I would say that what you are experiencing is very normal, but don't let it affect you to such a degree that you hinder your younger child's development or hold her back in any way. If you feel that it is really difficult for you to do and allow "normal" things, then maybe you should talk to your doctor about the possibility of PPD or something else.

1 mom found this helpful

M.B.

answers from Los Angeles on

I have two daughters, the oldest is 2 and my youngest is 7 months. I cried too thinking of putting the baby in her crib, I loved having her near me and being able to cuddle with her the second she needed me. My oldest is very independent and has moved on to being a daddy's girl, she still needs me just not as much. Your bond with each will be different and catered to each. They are so small but love so big.
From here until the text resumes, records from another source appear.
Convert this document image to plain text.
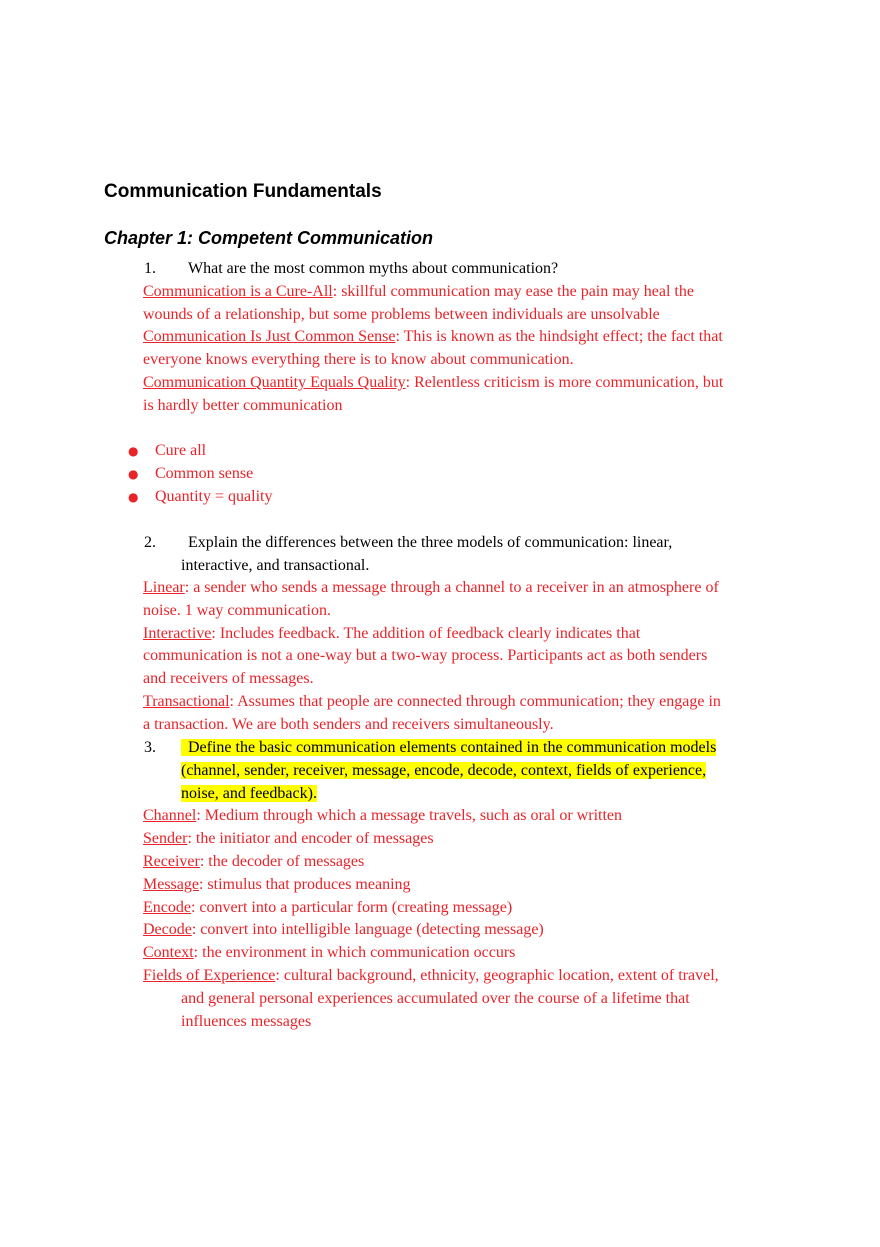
Communication Fundamentals
Chapter 1: Competent Communication
1. What are the most common myths about communication?

Communication is a Cure-All: skillful communication may ease the pain may heal the

wounds of a relationship, but some problems between individuals are unsolvable

Communication Is Just Common Sense: This is known as the hindsight effect; the fact that

everyone knows everything there is to know about communication.

Communication Quantity Equals Quality: Relentless criticism is more communication, but

is hardly better communication

● Cure all

● Common sense

● Quantity = quality

2. Explain the differences between the three models of communication: linear,

interactive, and transactional.

Linear: a sender who sends a message through a channel to a receiver in an atmosphere of

noise. 1 way communication.

Interactive: Includes feedback. The addition of feedback clearly indicates that

communication is not a one-way but a two-way process. Participants act as both senders

and receivers of messages.

Transactional: Assumes that people are connected through communication; they engage in

a transaction. We are both senders and receivers simultaneously.

3.	Define the basic communication elements contained in the communication models

(channel, sender, receiver, message, encode, decode, context, fields of experience,

noise, and feedback).

Channel: Medium through which a message travels, such as oral or written

Sender: the initiator and encoder of messages

Receiver: the decoder of messages

Message: stimulus that produces meaning

Encode: convert into a particular form (creating message)

Decode: convert into intelligible language (detecting message)

Context: the environment in which communication occurs

Fields of Experience: cultural background, ethnicity, geographic location, extent of travel,

and general personal experiences accumulated over the course of a lifetime that

influences messages
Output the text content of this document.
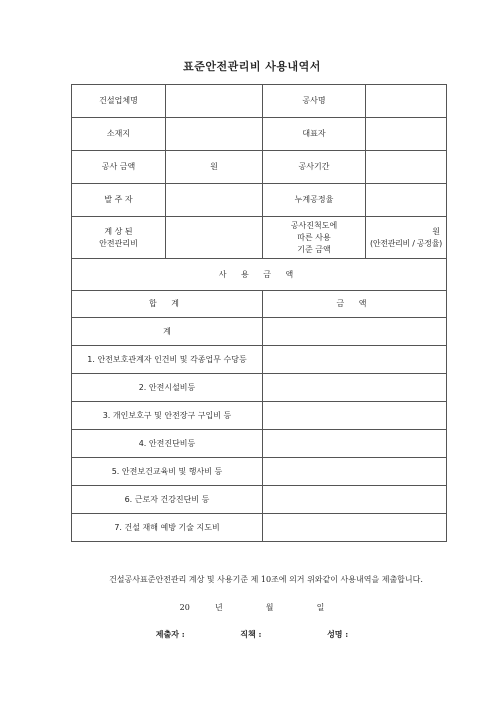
표준안전관리비 사용내역서
건설업체명		공사명	
소재지		대표자	
공사 금액	원	공사기간	
발 주 자		누계공정율	

계 상 된
안전관리비		공사진척도에
따른 사용
기준 금액	원
(안전관리비 / 공정율)

사 용 금 액			
합 계		금 액	
계			
1. 안전보호관계자 인건비 및 각종업무 수당등			
2. 안전시설비등			
3. 개인보호구 및 안전장구 구입비 등			
4. 안전진단비등			
5. 안전보건교육비 및 행사비 등			
6. 근로자 건강진단비 등			
7. 건설 재해 예방 기술 지도비			
건설공사표준안전관리 계상 및 사용기준 제 10조에 의거 위와같이 사용내역을 제출합니다.
20	년	월	일
제출자 :	직책 :	성명 :
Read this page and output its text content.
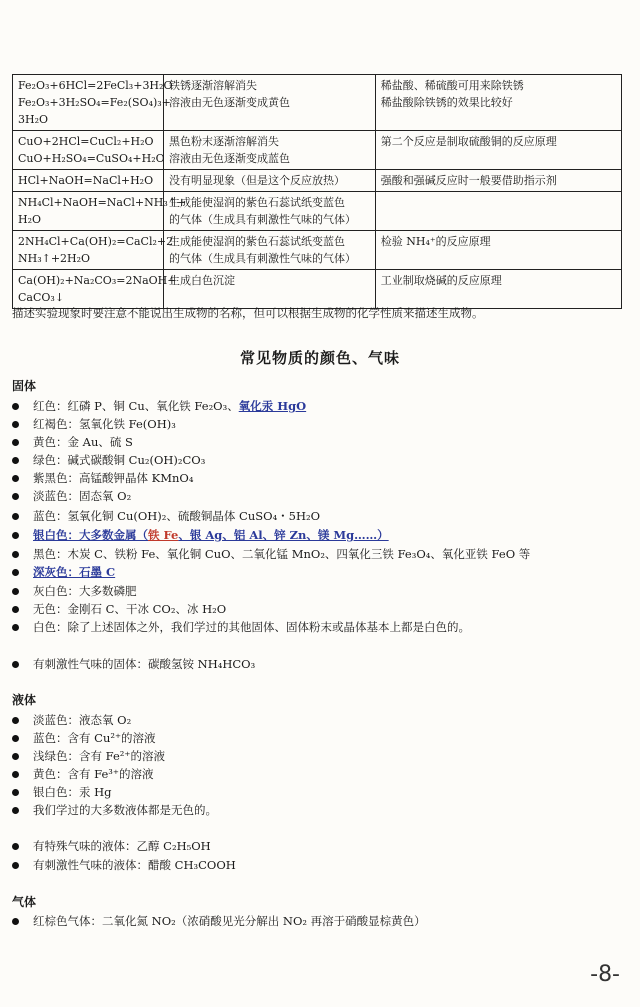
Fe₂O₃+6HCl=2FeCl₃+3H₂O
Fe₂O₃+3H₂SO₄=Fe₂(SO₄)₃+
3H₂O	铁锈逐渐溶解消失
溶液由无色逐渐变成黄色	稀盐酸、稀硫酸可用来除铁锈
稀盐酸除铁锈的效果比较好

CuO+2HCl=CuCl₂+H₂O
CuO+H₂SO₄=CuSO₄+H₂O	黑色粉末逐渐溶解消失
溶液由无色逐渐变成蓝色	第二个反应是制取硫酸铜的反应原理

HCl+NaOH=NaCl+H₂O	没有明显现象（但是这个反应放热）	强酸和强碱反应时一般要借助指示剂

NH₄Cl+NaOH=NaCl+NH₃↑+
H₂O	生成能使湿润的紫色石蕊试纸变蓝色
的气体（生成具有刺激性气味的气体）	

2NH₄Cl+Ca(OH)₂=CaCl₂+2
NH₃↑+2H₂O	生成能使湿润的紫色石蕊试纸变蓝色
的气体（生成具有刺激性气味的气体）	检验 NH₄⁺的反应原理

Ca(OH)₂+Na₂CO₃=2NaOH+
CaCO₃↓	生成白色沉淀	工业制取烧碱的反应原理
描述实验现象时要注意不能说出生成物的名称，但可以根据生成物的化学性质来描述生成物。
常见物质的颜色、气味
固体
红色：红磷 P、铜 Cu、氧化铁 Fe₂O₃、氧化汞 HgO
红褐色：氢氧化铁 Fe(OH)₃
黄色：金 Au、硫 S
绿色：碱式碳酸铜 Cu₂(OH)₂CO₃
紫黑色：高锰酸钾晶体 KMnO₄
淡蓝色：固态氧 O₂
蓝色：氢氧化铜 Cu(OH)₂、硫酸铜晶体 CuSO₄・5H₂O
银白色：大多数金属（铁 Fe、银 Ag、铝 Al、锌 Zn、镁 Mg……）
黑色：木炭 C、铁粉 Fe、氧化铜 CuO、二氧化锰 MnO₂、四氧化三铁 Fe₃O₄、氧化亚铁 FeO 等
深灰色：石墨 C
灰白色：大多数磷肥
无色：金刚石 C、干冰 CO₂、冰 H₂O
白色：除了上述固体之外，我们学过的其他固体、固体粉末或晶体基本上都是白色的。
有刺激性气味的固体：碳酸氢铵 NH₄HCO₃
液体
淡蓝色：液态氧 O₂
蓝色：含有 Cu²⁺的溶液
浅绿色：含有 Fe²⁺的溶液
黄色：含有 Fe³⁺的溶液
银白色：汞 Hg
我们学过的大多数液体都是无色的。
有特殊气味的液体：乙醇 C₂H₅OH
有刺激性气味的液体：醋酸 CH₃COOH
气体
红棕色气体：二氧化氮 NO₂（浓硝酸见光分解出 NO₂ 再溶于硝酸显棕黄色）
-8-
I feel like with my youngest I am just as hormonal as I was with the first but her needs and personality are different so my reactions are different. We aren't sure if she will be the last but seeing her grow makes me just as sad to see the milestones come and go. My mom asked me the other day if I was willing to give away some of her baby clothes to a family friend and I felt kind of bad cause I snapped and said she's still a baby i'm not ready,lol. She's now in 9 month clothes but i'm holding on to her newborn stuff cause yes I admit it i'm not ready to let go. Just hang in there momma you'll get through this, it does get easier as the hormones fade. Congrats!!!!!!!

1 mom found this helpful

J.W.

answers from St. Louis on

I thought this was about going to college and I was going to say it got easier since the first handled it so well. Bassinet, clothes, never was an issue with the last who wasn't the last or the last who was.

The most I remember was every now and then noticing the were growing fast.